I think it is the intensity of Henry James' concentration, as much or more than the resulting density of his writing, that either puts one off him or draws one in. He is hard not only to read, but to be with. While everyone who seems ever to have met him socially found him if not attractive, certainly polite, and if his friends, and remember he had many in the course of a long and lonely life, found the man to be surprisingly, even touchingly sympathetic and kind, it is James as an artist, the supreme artist in our literature, who fascinates, even as he puts off casual attention. However nice Henry may have been, James is not to be taken up without a determined effort to rise to his level.

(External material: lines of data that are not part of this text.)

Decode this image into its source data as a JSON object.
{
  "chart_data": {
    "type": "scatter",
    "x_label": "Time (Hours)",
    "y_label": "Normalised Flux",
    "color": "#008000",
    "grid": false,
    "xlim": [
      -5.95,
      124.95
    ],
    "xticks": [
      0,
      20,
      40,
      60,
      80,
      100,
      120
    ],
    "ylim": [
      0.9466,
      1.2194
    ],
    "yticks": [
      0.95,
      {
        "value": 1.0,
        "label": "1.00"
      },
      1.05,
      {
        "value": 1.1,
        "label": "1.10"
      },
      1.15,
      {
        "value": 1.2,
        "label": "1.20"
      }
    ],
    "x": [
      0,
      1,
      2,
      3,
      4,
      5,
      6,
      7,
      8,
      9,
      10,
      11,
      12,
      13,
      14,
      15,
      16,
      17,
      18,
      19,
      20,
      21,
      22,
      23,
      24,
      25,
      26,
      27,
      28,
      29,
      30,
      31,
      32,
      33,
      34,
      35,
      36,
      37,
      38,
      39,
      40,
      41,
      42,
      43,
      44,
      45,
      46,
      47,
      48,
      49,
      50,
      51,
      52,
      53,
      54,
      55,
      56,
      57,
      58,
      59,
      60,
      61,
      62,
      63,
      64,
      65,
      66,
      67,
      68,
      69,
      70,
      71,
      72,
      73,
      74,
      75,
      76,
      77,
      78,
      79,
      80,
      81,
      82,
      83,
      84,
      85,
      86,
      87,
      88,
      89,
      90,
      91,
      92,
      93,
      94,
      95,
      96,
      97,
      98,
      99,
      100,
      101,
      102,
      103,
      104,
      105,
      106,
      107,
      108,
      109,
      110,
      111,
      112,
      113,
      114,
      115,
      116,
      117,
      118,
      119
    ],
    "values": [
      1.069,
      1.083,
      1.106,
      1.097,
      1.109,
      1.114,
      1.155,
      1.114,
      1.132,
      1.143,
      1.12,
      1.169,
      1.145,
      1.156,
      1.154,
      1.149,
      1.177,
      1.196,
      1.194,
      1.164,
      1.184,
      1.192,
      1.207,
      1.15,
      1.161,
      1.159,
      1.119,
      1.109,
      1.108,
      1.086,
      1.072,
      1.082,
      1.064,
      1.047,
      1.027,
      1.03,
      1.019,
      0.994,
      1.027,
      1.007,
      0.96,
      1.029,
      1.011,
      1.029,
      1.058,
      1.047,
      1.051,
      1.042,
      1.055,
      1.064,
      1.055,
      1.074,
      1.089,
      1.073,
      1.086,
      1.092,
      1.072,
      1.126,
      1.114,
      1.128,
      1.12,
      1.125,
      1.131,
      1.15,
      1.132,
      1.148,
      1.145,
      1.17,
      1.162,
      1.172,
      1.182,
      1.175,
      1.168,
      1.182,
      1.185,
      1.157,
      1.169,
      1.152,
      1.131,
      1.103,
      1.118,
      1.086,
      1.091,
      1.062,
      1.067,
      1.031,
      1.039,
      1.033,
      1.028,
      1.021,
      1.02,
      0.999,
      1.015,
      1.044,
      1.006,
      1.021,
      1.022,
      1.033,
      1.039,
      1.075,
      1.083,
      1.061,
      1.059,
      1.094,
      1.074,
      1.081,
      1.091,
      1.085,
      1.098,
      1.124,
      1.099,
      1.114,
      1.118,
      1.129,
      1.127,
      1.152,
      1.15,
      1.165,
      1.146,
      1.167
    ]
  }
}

I don't know, even having read so much of him and about him, that Henry James ever really appreciated what a queer writer he was. I'm convinced, however self-consciously, even anxiously, he moved through the world, he never quite understood how far and how fast he was moving on the page. I think he fully expected even the likes of me to be quite capable of keeping up. It's astonishing how often he was disappointed by what he felt was the inexplicable failure of even his most popular work to find a truly popular audience. Living as he did so entirely within his work, thinking in just such sentences as he wrote and so amusingly spoke even to casual acquaintances, James failed to see just how exceptional both his mind and his manner were. There is no better evidence of this then the way he wrote to himself.

"Momentary sidewinds -- things of no real authority -- break in every now and then to put their inferior little questions to me; but I come back, I come back, as I say, I all throbbingly and yearningly and passionately, oh, mon bon, come back this way that is clearly the only one in which I can do anything now, and that will open out to me more and more and that has overwhelming reasons pleading all beautifully in its breast. What really happens is that the closer I get to the problem of the application of it in any particular case, the more I get into that application, so the more doubts and torments fall away from me, the more I know where I am, the more everything spreads and shines and draws me on and I'm justified of my logic and my passion."

This from his notebook, dated January 4th, 1910.

What an extraordinary thing it must have been to live so! However condescendingly we might tend now to look at the lack in this man's life of lovers and companions, who would have been able to share that with him? It's like peeking into a kiln. How I envy that mind! How it continues to humble and intrigue me. The sacrifices James made to live with that intensity, and he sacrificed more than I can imagine without a shudder, without awe, are only justified by the work he produced. Even trying to understand what he struggled so to make clear is often more than I can manage. Imagining myself making anything to equal the least of it is impossible.

And yet, I've come to feel I know the man, at least a little, and to love as well as admire him. Included in Edel's edition of the notebooks, are even the great man's little social diaries of the endless engagements James accepted; the endless schedule of dinners, the endless parade of society from which he fed as surely as he did at those groaning Edwardian tables. Seeing James bustling about, making awkward if interesting conversation, concerning himself, as he so often does in his letters, with all the details of his friends' lives, with reading everything, seeing everything, listening constantly, traveling, remembering, and writing, always writing, I find him perhaps the most movingly human figure in our literature, and never more so then when he's talking to himself, in the notebooks, so excited, so passionately engaged in making art. Wherever he was, wherever he went, however busy his evenings out, that was where he always was, not a martyr to it, but a celebrant in it.

"... I come back, I come back, as I say ... "

How wonderful it must have been to be Henry James.